May Books 22) Madame Bovary, by Gustave Flaubert

Many many years since I had read this, and it’s one of those rather grim cheap standard translations (I have proven by bitter experiment that my French is up to reading graphic novels but not classics), which still carries off the essential drama – replicated in a thousand soap operas since, but I guess rather daring for its day. It’s impossible surely not to feel sympathy for Emma, condemned to social conformity by a society which believes itself to be in a process of liberalisation (but isn’t really); she is desperately grasping for possible ladders to a more fulfilling life, without looking too closely at the details of where they might lead to. As with Middlemarch (and to a lesser extent Buddenbrooks) the politics of the time get a certain reflection in people’s personal lives.

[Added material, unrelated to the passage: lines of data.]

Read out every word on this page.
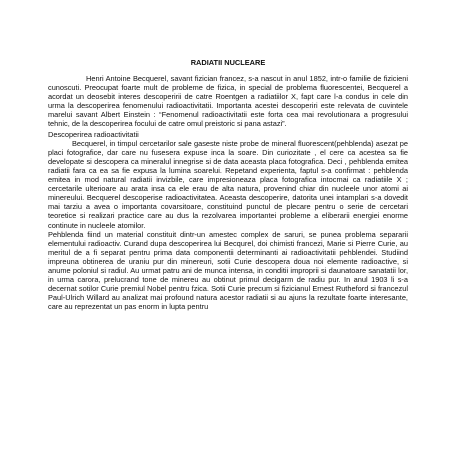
RADIATII NUCLEARE

Henri Antoine Becquerel, savant fizician francez, s-a nascut in anul 1852, intr-o familie de fizicieni cunoscuti. Preocupat foarte mult de probleme de fizica, in special de problema fluorescentei, Becquerel a acordat un deosebit interes descoperirii de catre Roentgen a radiatiilor X, fapt care l-a condus in cele din urma la descoperirea fenomenului radioactivitatii. Importanta acestei descoperiri este relevata de cuvintele marelui savant Albert Einstein : “Fenomenul radioactivitatii este forta cea mai revolutionara a progresului tehnic, de la descoperirea focului de catre omul preistoric si pana astazi”.

Descoperirea radioactivitatii

Becquerel, in timpul cercetarilor sale gaseste niste probe de mineral fluorescent(pehblenda) asezat pe placi fotografice, dar care nu fusesera expuse inca la soare. Din curiozitate , el cere ca acestea sa fie developate si descopera ca mineralul innegrise si de data aceasta placa fotografica. Deci , pehblenda emitea radiatii fara ca ea sa fie expusa la lumina soarelui. Repetand experienta, faptul s-a confirmat : pehblenda emitea in mod natural radiatii invizbile, care impresioneaza placa fotografica intocmai ca radiatiile X ; cercetarile ulterioare au arata insa ca ele erau de alta natura, provenind chiar din nucleele unor atomi ai minereului. Becquerel descoperise radioactivitatea. Aceasta descoperire, datorita unei intamplari s-a dovedit mai tarziu a avea o importanta covarsitoare, constituind punctul de plecare pentru o serie de cercetari teoretice si realizari practice care au dus la rezolvarea importantei probleme a eliberarii energiei enorme continute in nucleele atomilor.

Pehblenda fiind un material constituit dintr-un amestec complex de saruri, se punea problema separarii elementului radioactiv. Curand dupa descoperirea lui Becqurel, doi chimisti francezi, Marie si Pierre Curie, au meritul de a fi separat pentru prima data componentii determinanti ai radioactivitatii pehblendei. Studiind impreuna obtinerea de uraniu pur din minereuri, sotii Curie descopera doua noi elemente radioactive, si anume poloniul si radiul. Au urmat patru ani de munca intensa, in conditii improprii si daunatoare sanatatii lor, in urma carora, prelucrand tone de minereu au obtinut primul decigarm de radiu pur. In anul 1903 li s-a decernat sotilor Curie premiul Nobel pentru fzica. Sotii Curie precum si fizicianul Ernest Rutheford si francezul Paul-Ulrich Willard au analizat mai profound natura acestor radiatii si au ajuns la rezultate foarte interesante, care au reprezentat un pas enorm in lupta pentru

The translation is strikingly off in places. Flaubert’s wonderful metaphor for emotional blockage caused by domestic torpor, “Elle ne savait pas que, sur la terrasse des maisons, la pluie fait des lacs quand les gouttières sont bouchées” does have some problems anyway in English translation, as very few English or Irish houses have “terrasses” (in America the word “porch” would just about cover it, but this side of the Atlantic “porch” generally means a smaller enclosed area). However, this becomes in English “She did not know that on the terrace of houses it makes lakes when the pipes are choked” – it actually sounds more cod-French than the original, by bafflingly dropping explicit reference to rain, thus leaving us uncertain about what “it” is. I am sorry to say that the translator was Karl Marx’s daughter Eleanor.

One thought on “May Books 22) Madame Bovary, by Gustave Flaubert

  1. Very true – my problem with the article was much the same as yours. An argument for immigration can’t be made on the basis of London alone, however much I am generally sympathetic with the author’s arguments.